All this begs the question of whether 55 per cent is too low a threshold for a dissolution resolution. If the point of a fixed term parliament is that the governing party cannot dissolve parliament to suit itself, perhaps the threshold should be two-thirds as in both the Scottish Parliament and the Welsh Assembly.

The Constitution Unit of UCL has prepared a longer briefing note on fixed term parliaments.

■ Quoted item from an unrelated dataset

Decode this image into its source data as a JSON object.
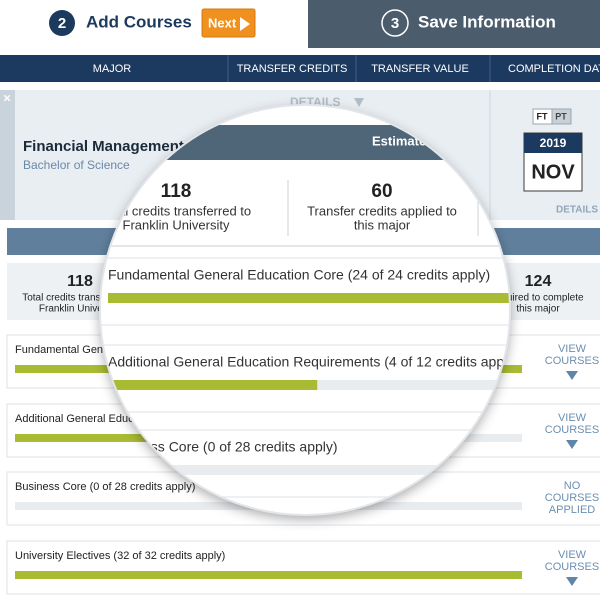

99 Responses to “Is 55% too low?”

  1. Mat Bowles

    @pickwick We discussed it on here, I thought @loveandgarbage was going to. However, http://bit.ly/95A5Ff does the job. By Jack Straw's son

  2. Will Straw

    @RichardAngell I'd set it at 2/3s for dissolution and keep 50% for confidence as in Scotland and Wales http://bit.ly/9Kt7YV

  3. Politics Summary: Friday, May 14th | Left Foot Forward

    […] from a simple majority of 50% of MPs + 1 to a weighted majority of 55% of all MPs, an issue Left Foot Forward debated yesterday. Charles Walker, MP for Broxbourne, said: “It is for Parliament to decide […]

  4. Elaine

    Sunder Katwala has posted on this at NextLeft. http://www.nextleft.org/2010/05/libdems-destroy-defence-of-55-rule.html
    Rennard’s and Stunnel’s justifications expose the shoddy politics of this. AS

    I said above, you do not enact constitutional change to meet a particular situation, and certainly not as a crude party political fix. Of course, (I think and, at least now) it cannot be binding on future Parliaments, so it has a very dubious status as constitutional change, but is a clear change to the constitution — even if a temporary one.

    The fact that fixed term parliaments widely exist (and are the historical trend) and that higher thresholds exist elsewhere (whether in Scotland or elsewhere) is utterly irrelevant to the ‘legitimacy’ of this move. These are valid points to raise and assess when you campaign for constitutional change.

    Re Henrique’s point: “It’s a campaigning success for all the pro-democracy groups” — No it isn’t. Aside from political nerds(like me), you would be very hard-pressed to find anyone who has seriously considered this. If you look at all the political reform campaigning groups’ websites (aside from the exclusively LD(oh -okay one Tory) Campaign for Fixed Parliaments, the fixed term proposal is very low down in a search, and I certainly cannot find any proposals for 55% threshold in UK parliament.

    For all those ‘pragmatists’ who say it cannot work in practice. Of course, no government can survive ‘politically’ all its legislation being voted down, but why give (in this context-specific) the Tories a ‘constitutional’ lifeline?

    If this is a marker of serious political ‘reform’ or a ‘new politics,’ it is a very shoddy beginning. It is shabby ‘politricking.’